Senin, 21 Februari 2011

KRISIS MESIR : HARAPAN ATAU ANCAMAN BAGI INDONESIA ?

           “Rakyat bergejolak, dunia pun bergejolak”. Itulah ungkapan yang tepat untuk menggambarkan sekilas keadaan Mesir saat ini. Sejenak mengulas peristiwa masa lalu, kita tahu bahwa negara yang merdeka pada 23 Juli 1953 ini memiliki kesamaan nasib seperti bangsa kita, Indonesia. Sama-sama dijajah oleh bangsa Eropa, sama-sama memiliki akar budaya yang kuat serta sama-sama memiliki penduduk mayoritas muslim. Yang membedakan hanya usia Mesir lebih muda 8 tahun dari Indonesia.
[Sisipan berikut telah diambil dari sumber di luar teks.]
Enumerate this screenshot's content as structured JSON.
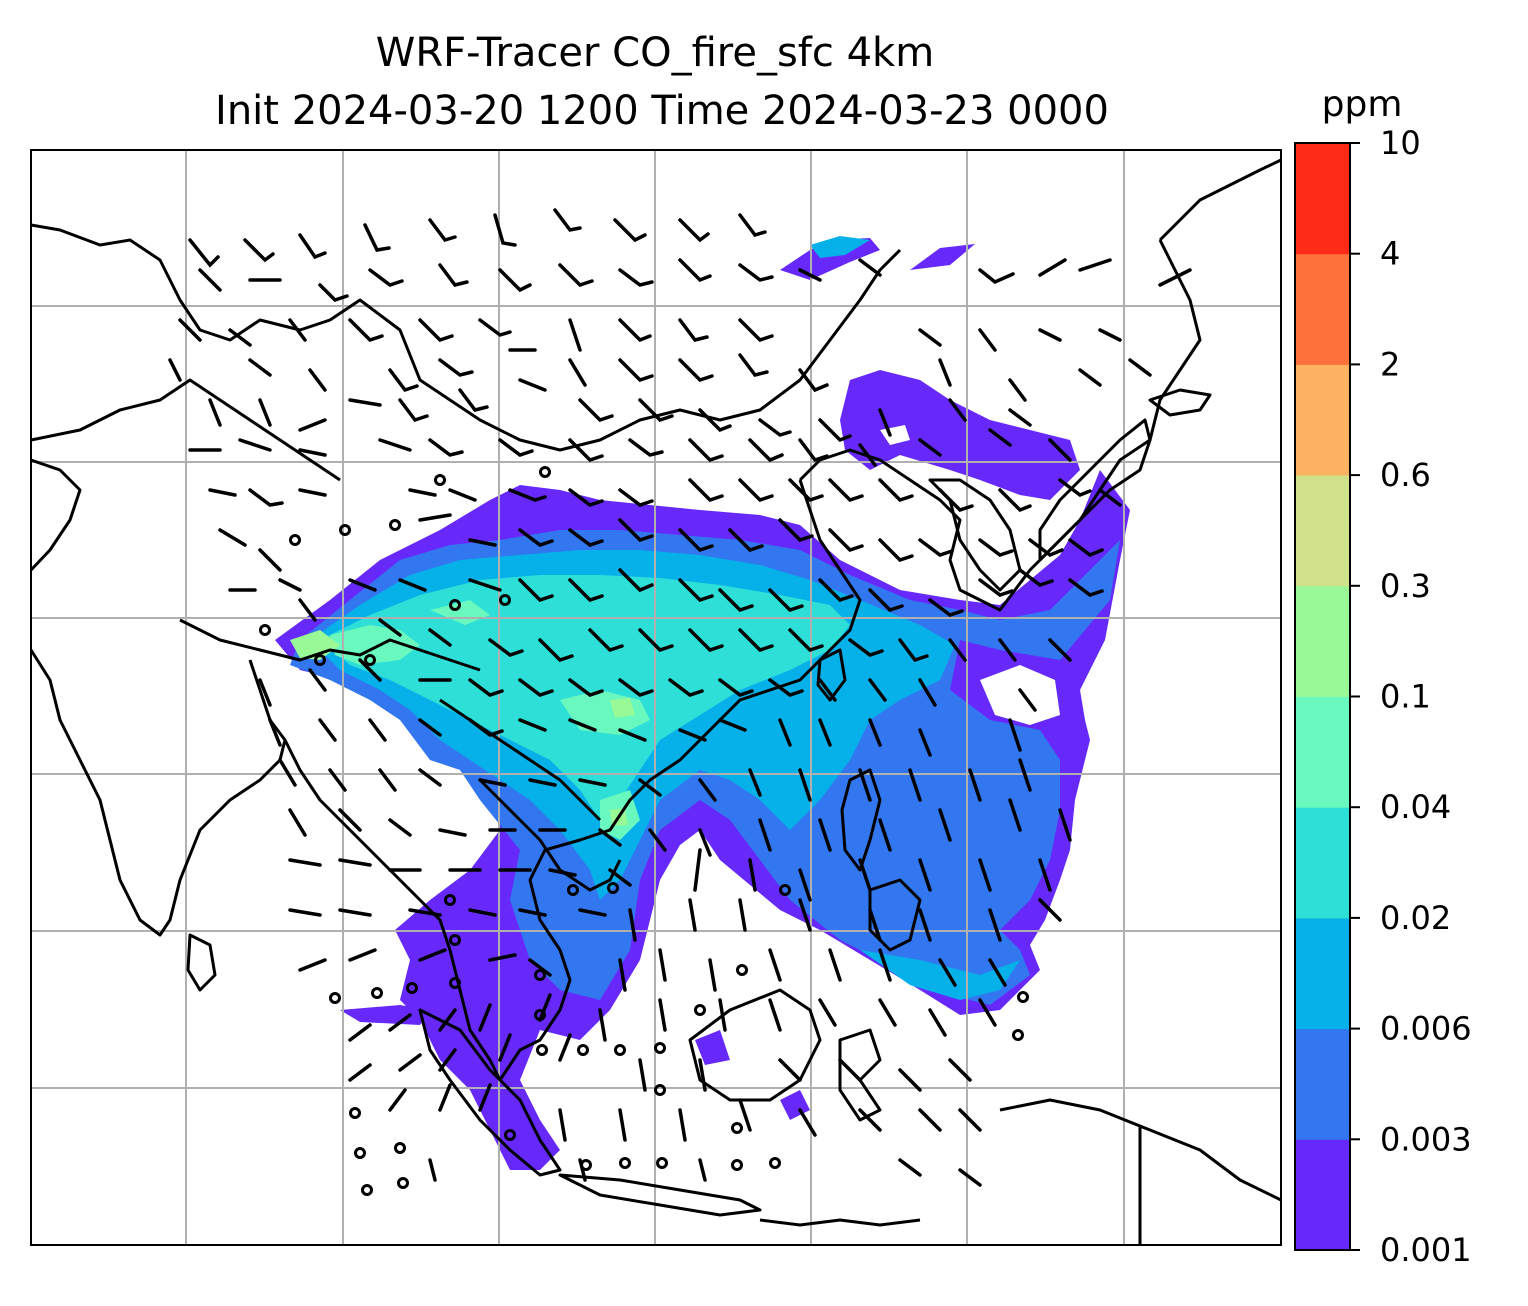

Tak salah jika The Founding Father negeri piramida ini, Gamal Abdul Nasser, mengatakan bahwa “Saya adalah murid Bung Karno”. Sederhana memang ungkapan tersebut, namun mengandung makna yang dalam sekali sebagai suatu traktat yang mengikat hubungan kekerabatan antara Indonesia dengan Mesir.
Hubungan erat yang telah dipupuk semenjak 50 tahun yang lalu menunjukkan bahwa Mesir merupakan mitra terbaik Indonesia dibidang apapun. Dalam hal diplomatis, Mesir termasuk negara-negara pertama yang mengakui kedaulatan Indonesia setelah India. Dibidang agama, pengiriman santri-santri terbaik untuk belajar di Universitas Al-Azhar dan Iskandariyah telah lama terjalin bahkan jauh sebelum Indonesia merdeka. Dalam ranah ilmu pengetahuan, Mesir juga tak mau ketinggalan. Dibuktikan dengan adanya integrasi ilmu sains barat dan Al-Quran menunjukkan bahwa Mesir bukanlah negara yang konservatif. Tidak salah jika dunia memberi predikat negeri yang berpenduduk 76 juta ini sebagai “Gerbang Penghubung Timur dan Barat”.
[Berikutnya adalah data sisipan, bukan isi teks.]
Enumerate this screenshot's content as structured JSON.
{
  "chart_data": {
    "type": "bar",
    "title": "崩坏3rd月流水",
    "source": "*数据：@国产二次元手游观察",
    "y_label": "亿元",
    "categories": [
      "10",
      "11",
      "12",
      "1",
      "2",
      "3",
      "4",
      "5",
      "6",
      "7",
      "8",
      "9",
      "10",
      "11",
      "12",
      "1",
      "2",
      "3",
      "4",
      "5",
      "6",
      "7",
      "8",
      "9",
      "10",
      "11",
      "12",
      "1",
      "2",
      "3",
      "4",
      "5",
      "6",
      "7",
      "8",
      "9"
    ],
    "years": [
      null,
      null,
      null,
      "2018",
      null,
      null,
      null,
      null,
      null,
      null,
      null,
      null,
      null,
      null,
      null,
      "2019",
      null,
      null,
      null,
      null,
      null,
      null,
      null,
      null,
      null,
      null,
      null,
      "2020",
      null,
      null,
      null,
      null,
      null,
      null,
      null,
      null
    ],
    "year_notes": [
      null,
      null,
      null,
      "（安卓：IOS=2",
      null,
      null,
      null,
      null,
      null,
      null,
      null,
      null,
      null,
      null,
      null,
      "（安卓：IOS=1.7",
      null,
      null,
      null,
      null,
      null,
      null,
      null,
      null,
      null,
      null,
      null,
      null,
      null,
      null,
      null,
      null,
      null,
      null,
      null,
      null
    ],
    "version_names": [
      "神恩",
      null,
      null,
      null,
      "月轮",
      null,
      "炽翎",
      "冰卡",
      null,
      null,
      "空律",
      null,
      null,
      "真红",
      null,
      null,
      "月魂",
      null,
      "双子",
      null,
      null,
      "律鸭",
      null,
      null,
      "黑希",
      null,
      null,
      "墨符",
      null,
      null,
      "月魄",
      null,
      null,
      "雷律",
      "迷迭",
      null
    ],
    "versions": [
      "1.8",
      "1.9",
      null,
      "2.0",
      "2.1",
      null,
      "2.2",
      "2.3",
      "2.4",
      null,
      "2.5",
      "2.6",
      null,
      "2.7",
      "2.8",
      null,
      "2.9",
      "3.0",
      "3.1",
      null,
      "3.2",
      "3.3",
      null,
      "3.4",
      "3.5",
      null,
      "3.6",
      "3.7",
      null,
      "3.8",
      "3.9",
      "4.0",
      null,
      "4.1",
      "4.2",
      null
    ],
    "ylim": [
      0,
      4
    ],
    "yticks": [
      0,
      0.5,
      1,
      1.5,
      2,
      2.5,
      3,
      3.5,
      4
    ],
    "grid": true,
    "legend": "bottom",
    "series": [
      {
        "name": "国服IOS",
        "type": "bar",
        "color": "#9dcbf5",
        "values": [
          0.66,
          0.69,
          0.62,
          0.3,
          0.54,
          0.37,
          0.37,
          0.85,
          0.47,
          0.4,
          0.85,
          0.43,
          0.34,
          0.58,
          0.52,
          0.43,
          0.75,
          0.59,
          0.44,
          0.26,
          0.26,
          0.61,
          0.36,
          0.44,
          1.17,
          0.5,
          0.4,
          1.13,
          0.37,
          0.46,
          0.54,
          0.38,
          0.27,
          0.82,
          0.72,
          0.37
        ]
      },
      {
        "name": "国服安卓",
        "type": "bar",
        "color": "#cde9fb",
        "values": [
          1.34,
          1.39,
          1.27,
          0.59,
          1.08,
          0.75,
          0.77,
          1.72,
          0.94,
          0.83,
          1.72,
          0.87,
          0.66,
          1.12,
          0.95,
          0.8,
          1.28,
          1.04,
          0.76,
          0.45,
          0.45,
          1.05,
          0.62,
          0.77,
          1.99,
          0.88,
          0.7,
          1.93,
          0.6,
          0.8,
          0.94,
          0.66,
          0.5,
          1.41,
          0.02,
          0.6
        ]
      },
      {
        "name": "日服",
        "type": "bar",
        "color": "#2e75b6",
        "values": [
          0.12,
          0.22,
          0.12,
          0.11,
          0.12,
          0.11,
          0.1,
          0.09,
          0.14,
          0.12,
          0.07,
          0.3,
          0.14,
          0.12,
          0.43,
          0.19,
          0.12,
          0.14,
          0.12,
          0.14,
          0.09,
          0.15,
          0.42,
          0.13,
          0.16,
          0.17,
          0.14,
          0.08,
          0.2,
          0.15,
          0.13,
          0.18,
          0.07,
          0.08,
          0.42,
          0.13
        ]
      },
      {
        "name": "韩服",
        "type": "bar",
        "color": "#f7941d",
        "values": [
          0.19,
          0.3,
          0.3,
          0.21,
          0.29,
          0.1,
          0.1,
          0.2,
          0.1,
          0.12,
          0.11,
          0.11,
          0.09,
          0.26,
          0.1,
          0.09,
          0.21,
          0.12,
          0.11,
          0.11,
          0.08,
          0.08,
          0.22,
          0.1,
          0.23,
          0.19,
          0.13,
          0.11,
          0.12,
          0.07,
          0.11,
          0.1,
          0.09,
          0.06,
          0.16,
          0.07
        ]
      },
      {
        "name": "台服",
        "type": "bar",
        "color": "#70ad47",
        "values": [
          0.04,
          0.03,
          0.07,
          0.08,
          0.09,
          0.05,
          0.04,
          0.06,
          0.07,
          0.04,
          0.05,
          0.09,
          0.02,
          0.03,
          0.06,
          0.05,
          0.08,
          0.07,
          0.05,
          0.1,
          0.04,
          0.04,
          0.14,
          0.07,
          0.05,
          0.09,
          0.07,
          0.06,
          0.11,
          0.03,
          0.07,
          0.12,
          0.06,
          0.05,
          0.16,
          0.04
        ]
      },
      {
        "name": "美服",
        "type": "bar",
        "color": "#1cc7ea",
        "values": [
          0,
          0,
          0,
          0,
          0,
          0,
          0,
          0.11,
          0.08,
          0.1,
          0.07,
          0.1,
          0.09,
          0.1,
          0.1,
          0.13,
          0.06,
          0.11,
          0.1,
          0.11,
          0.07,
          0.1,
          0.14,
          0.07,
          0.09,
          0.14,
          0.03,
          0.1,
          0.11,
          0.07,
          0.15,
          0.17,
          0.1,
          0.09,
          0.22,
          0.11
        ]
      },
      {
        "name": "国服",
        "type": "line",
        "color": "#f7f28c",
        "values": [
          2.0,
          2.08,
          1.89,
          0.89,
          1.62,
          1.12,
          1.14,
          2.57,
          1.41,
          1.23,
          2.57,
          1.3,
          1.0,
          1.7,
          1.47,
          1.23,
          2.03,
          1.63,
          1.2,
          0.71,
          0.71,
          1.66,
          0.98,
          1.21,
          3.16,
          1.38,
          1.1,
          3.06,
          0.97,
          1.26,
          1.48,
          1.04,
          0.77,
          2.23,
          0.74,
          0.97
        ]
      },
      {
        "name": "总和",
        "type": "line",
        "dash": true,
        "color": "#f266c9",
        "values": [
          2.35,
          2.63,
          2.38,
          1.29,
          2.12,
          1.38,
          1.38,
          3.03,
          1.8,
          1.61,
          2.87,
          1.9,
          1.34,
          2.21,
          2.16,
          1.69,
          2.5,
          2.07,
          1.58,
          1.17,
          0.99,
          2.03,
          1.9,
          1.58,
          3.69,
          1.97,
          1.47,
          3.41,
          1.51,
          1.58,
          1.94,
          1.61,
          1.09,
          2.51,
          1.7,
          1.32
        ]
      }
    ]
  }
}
Asimilasi 2 hal kontras, yakni budaya timur dan barat, bertahun-tahun menyatu menjadi suatu budaya baru dan kompleks di Mesir. Perkembangan menuju ke arah global juga terus dibangun pada daerah-daerah sentral di negara tersebut. Tidak dapat dipungkiri konflik internal dan ideologi sering terjadi. Bahkan konflik-konflik ini juga telah merambah ke arah krisis multidimensi. Puncaknya terjadi pada akhir Januari 2011, dimana mayoritas masyarakat Mesir turun ke jalan menuntut pemerintah untuk turun. Sampai 18 hari, aksi ini masih diwarnai insiden kekerasan dan akhirnya sang diktator, Husni Mubarak, turun dari jabatannya sebagai presiden Mesir pada 11 Februari 2011 (vivanews.com, 2011).